To the Heartland. The Black River Falls dam project is a planned stop on the Dire States tour as Mrs. Martin, the Dire States’s 1949 Hudson, rolls out of Madison, Wisconsin. When Mrs. Martin motors along the Big Road of I-94 towards the Twin Cities of Minnesota on the week of November 4th, she’ll roll through the a village that was once civilization’s edge.
Wisconsin’s Black River cuts through an area of granite called the Driftless Area. The falling river first created an energy opportunity in an area blessed with a bounty of pine trees in the mid 1800s. Lumberman Jacob Spaulding founded Black River Falls, a town on the edge of the water running mad. river and dense forest. Starting in 1839, Spaulding and other lumbermen built mills to harvest the dense forest. When harnessed, restless river powered the mills. When not, the river over ran the town.
In 1847 the Black River swept them away. A robust cycle of building, flooding and rebuilding began. Hydro powered surges continually swept though the town taking wooden buildings down river. A fire joined the follies of floods burning the town to the ground in 1860. In 1911, another surge flooded Main Street taking the town’s wooden structures with it. Again the town rebuilt. Instead of felling trees, a modern material called concrete was mixed, poured and formed to rebuild buildings proudly standing today.

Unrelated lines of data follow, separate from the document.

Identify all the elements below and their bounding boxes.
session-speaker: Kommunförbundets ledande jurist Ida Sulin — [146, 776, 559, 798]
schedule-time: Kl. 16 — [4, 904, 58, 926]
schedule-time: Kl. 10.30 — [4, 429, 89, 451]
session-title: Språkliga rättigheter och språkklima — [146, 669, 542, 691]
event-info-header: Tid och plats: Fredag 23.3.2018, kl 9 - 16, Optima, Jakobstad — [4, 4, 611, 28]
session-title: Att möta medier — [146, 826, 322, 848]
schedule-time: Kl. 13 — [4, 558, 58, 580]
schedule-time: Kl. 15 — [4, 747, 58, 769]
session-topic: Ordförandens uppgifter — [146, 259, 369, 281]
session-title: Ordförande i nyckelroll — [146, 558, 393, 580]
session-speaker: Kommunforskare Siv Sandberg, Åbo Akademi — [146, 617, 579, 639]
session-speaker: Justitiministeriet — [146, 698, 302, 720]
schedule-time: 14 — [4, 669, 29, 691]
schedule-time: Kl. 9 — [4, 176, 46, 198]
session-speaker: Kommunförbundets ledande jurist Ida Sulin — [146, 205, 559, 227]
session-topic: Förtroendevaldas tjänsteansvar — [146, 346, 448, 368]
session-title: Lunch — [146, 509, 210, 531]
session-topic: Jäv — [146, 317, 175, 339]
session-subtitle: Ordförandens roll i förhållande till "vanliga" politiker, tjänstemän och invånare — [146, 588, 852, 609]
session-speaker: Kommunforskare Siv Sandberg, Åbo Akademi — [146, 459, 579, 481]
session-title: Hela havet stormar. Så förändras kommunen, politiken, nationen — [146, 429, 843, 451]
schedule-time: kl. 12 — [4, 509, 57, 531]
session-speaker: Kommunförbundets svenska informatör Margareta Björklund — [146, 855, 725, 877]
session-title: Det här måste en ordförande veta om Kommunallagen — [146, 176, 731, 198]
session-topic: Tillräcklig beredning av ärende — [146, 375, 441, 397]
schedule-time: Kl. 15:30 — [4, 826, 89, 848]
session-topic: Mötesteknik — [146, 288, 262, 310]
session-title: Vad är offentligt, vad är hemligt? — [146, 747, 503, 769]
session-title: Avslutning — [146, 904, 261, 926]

Even the one main concrete structure in the town fell victim to the 1911 flood. Built a few years before in 1908, the then super structure stood strong during the storm’s surge – too strong. Built without flood gates water building behind the dam became overwhelming. Desperate town folk dynamited the dam to release water pressure. Water swept parts of the dam and the town – once again – down river.
Needless to say, the designer of the 1908 dam was not invited back. A new engineer was hired to design a new dam when it was rebuilt in 1911. The job went to a man named Daniel W. Mead, a professor of engineering at the University of Wisconsin in Madison. Mead designed an early Art Deco dam that withstood a century of torrents from the Back River.
Today the Black River Fall’s dam is so critical to the town’s existence the townspeople taxed themselves millions to fund its rebuilding. This project is remarkable for what it is not. It’s not a federal project – although the loan to pay the bill was floated by the United States Department of Agriculture. It is not a state undertaking although it was built to state specifications. It’s all local. Built and paid for by town folk.